Neither are the media invulnerable. One need only look at how they raise up and then nearly ridicule the object of their sensationalism - a running joke spells the conductor's initials as G*D, the divinity.

Meanwhile our music arbiters, caught up in ego-provoking games, don't seem to care that their current reviews hardly match up, that they are now surreptitiously eating their words from seven months earlier -- not even allowing that readers have memories.

And, oh yes, they're frantically busy microscoping each other's opinions - lest they not be in collegial stride. (Even the local critic joined the fray after perusing the tour reviews.) So all ye faithful who are captivated by the music this particular podium meister inspires, who roar your amazement in long minutes of curtain calls, but then wait to read from the written record of your city paper's critics whether the concert was any good or not, well, you'll just have to live with wishy-washy fence-straddling. It's called finger-in-the-air, folks. Because now, it seems, your wise guides are taking back the hosannas they've previously lavished on Dudamel.

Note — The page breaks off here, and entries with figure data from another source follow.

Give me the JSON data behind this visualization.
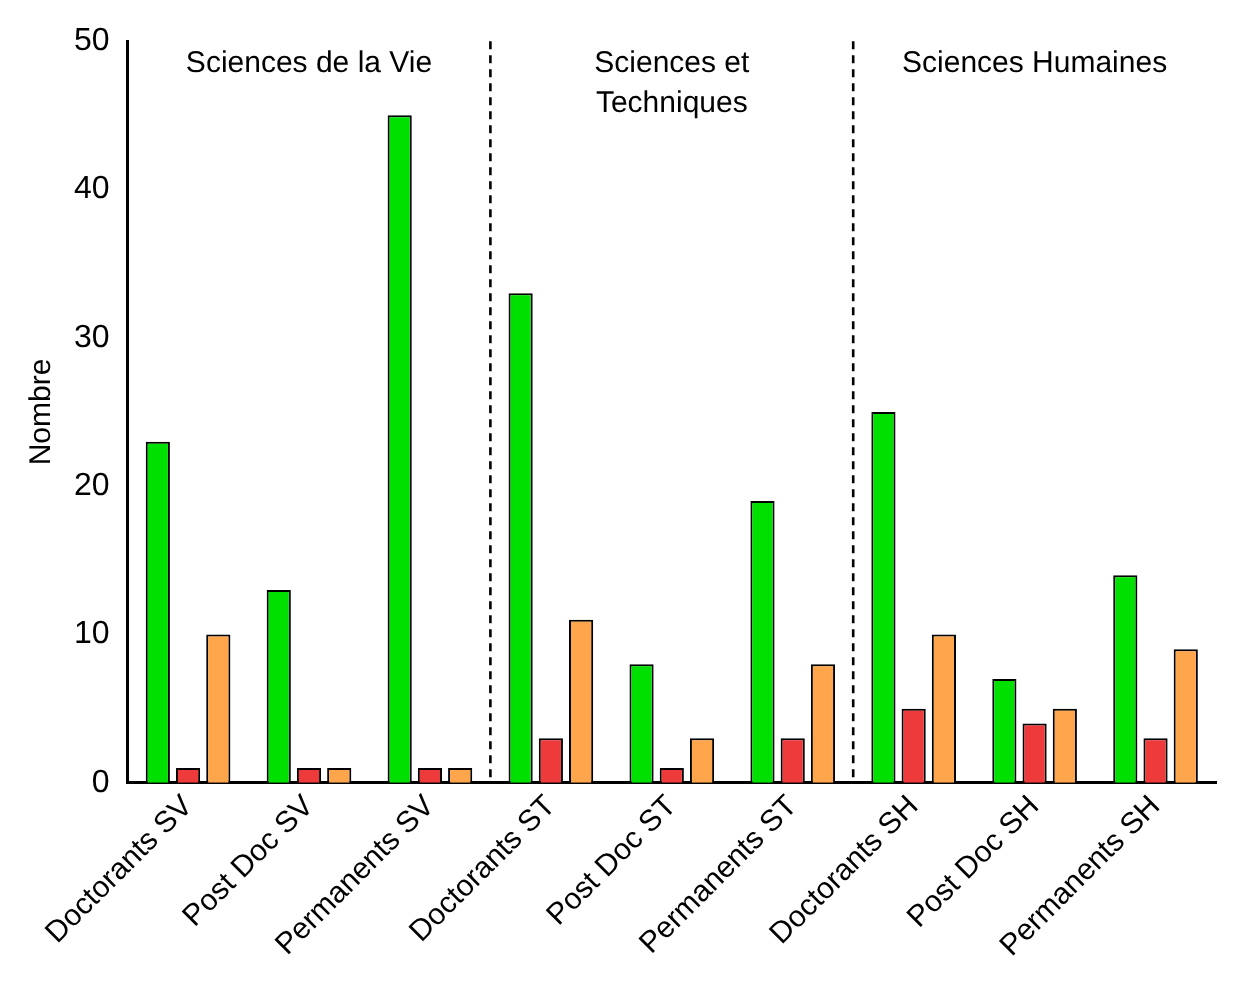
{
  "chart_data": {
    "type": "bar",
    "ylabel": "Nombre",
    "categories": [
      "Doctorants SV",
      "Post Doc SV",
      "Permanents SV",
      "Doctorants ST",
      "Post Doc ST",
      "Permanents ST",
      "Doctorants SH",
      "Post Doc SH",
      "Permanents SH"
    ],
    "series": [
      {
        "color": "#00e000",
        "values": [
          23,
          13,
          45,
          33,
          8,
          19,
          25,
          7,
          14
        ]
      },
      {
        "color": "#ee3a3a",
        "values": [
          1,
          1,
          1,
          3,
          1,
          3,
          5,
          4,
          3
        ]
      },
      {
        "color": "#ffa64d",
        "values": [
          10,
          1,
          1,
          11,
          3,
          8,
          10,
          5,
          9
        ]
      }
    ],
    "ylim": [
      0,
      50
    ],
    "yticks": [
      0,
      10,
      20,
      30,
      40,
      50
    ],
    "grid": false,
    "legend": false,
    "annotations": [
      "Sciences de la Vie",
      "Sciences et Techniques",
      "Sciences Humaines"
    ]
  }
}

Still, some of us find it implausible. Some of us are stymied by the sudden, hold-your-horses tour notices just written. The day after the New York Times' Anthony Tommasini faulted Dudamel for allegedly not getting his musicians to play with high-gloss polish -- as the first order of business, he says -- he reviewed the Cleveland Orchestra and lauded that ensemble for its heart and passion, mentioning that spit-perfect virtuosity is not so important after all.

So which way is it? And to think that so many managers, presenters and audiences wait in slavish obeisance to these oh-so-worthy appraisals. True, some critics come in for scorn (live by the word, die by the word) for trying to have it both ways, for cheerleading one minute and taking down the hero in the next.

But if there's a lesson to be found here it's that musical politics is ever alive, that there ain't no such thing as wholly objective criticism. We all remember Leonard Bernstein and how he was hosed for being flagrantly emotional and exhibitionistic, sloppy in his orchestral discipline, over the top in his renderings - only to end up as the gold-plated icon of music, beloved by the most curmudgeonly critics.

Back then they slipped, in unison, from cheering to jeering with time to rise up cheering again - just as they might now. The only thing that's changed is the name. Gustavo meet Lenny.